This diagram shows the growth in digital data worldwide. This diagram is a little
out of date, but the horizontal axis represents time, and the vertical access
represents the amount of data. As you can see, the amount of data generated is
growing rapidly. The units on the vertical axis may be unfamiliar, but ZB stands
for zettabytes, with 1ZB equal to 1 trillion GB, so clearly this is an extremely
large amount. Under the current circumstances, this huge amount of data is
generated daily, and it is increasing at an accelerating rate.

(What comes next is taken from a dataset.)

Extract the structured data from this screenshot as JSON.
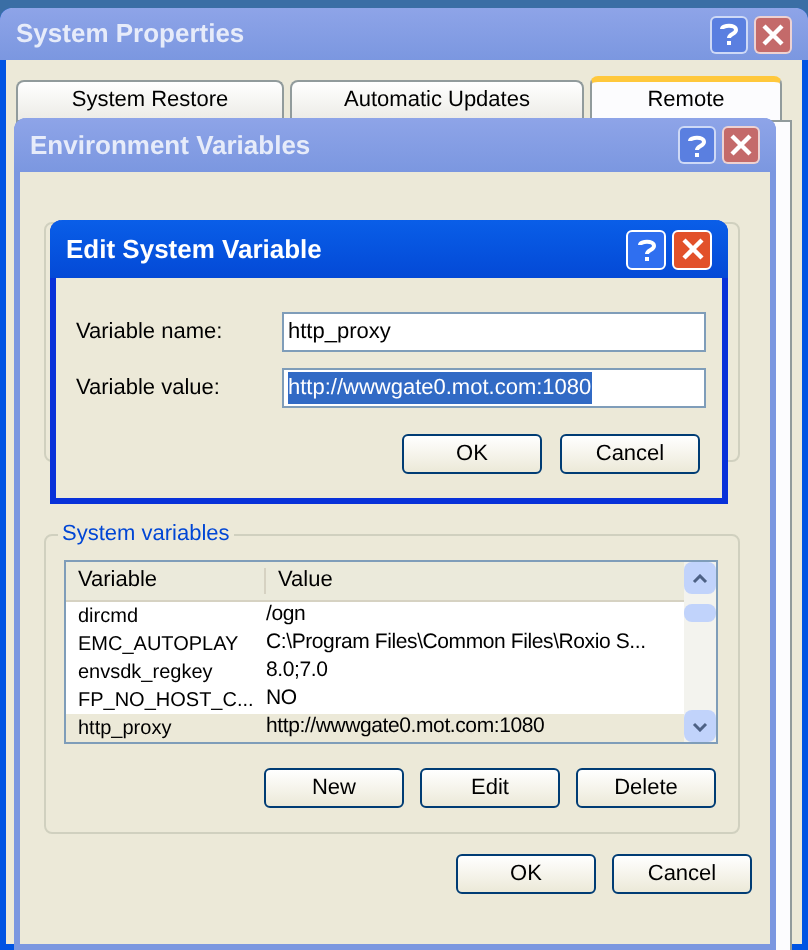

One of the catalysts for generating such an enormous amount of data is the
increasing digitalization in every sector. Digitalization refers to loading
information from the real world onto computers so that it can be processed and
analyzed on computers. That is to say, digitalization has made things which were
never treated as data before into things that can be loaded onto a computer and
processed. There are various important factors in the advance of digitalization,
but to start with is the reductions in the size and cost of things like computers
and sensors. Another is the ability to transmit data via high-speed wide-area
network infrastructure and so on.
This enables, for example, measuring previously unmeasured temperature and humidity
readings using the sensors in smartphones and the like, so there are now
measurements everywhere there are people. The are security cameras on every street
corner, and if you include images taken with the cameras in the smartphones people
carry, it is now possible to record videos and images anywhere. Smartphones are
equipped with GPS sensors as well, so it is possible to accurately record their
location.
Also, while you usually may not give it much thought, the act of viewing the web
on commonly used web browsers itself is also subject to digitalization. We will
look at these aspects in more detail later.
Now, let’s look at some specific examples of utilizing data.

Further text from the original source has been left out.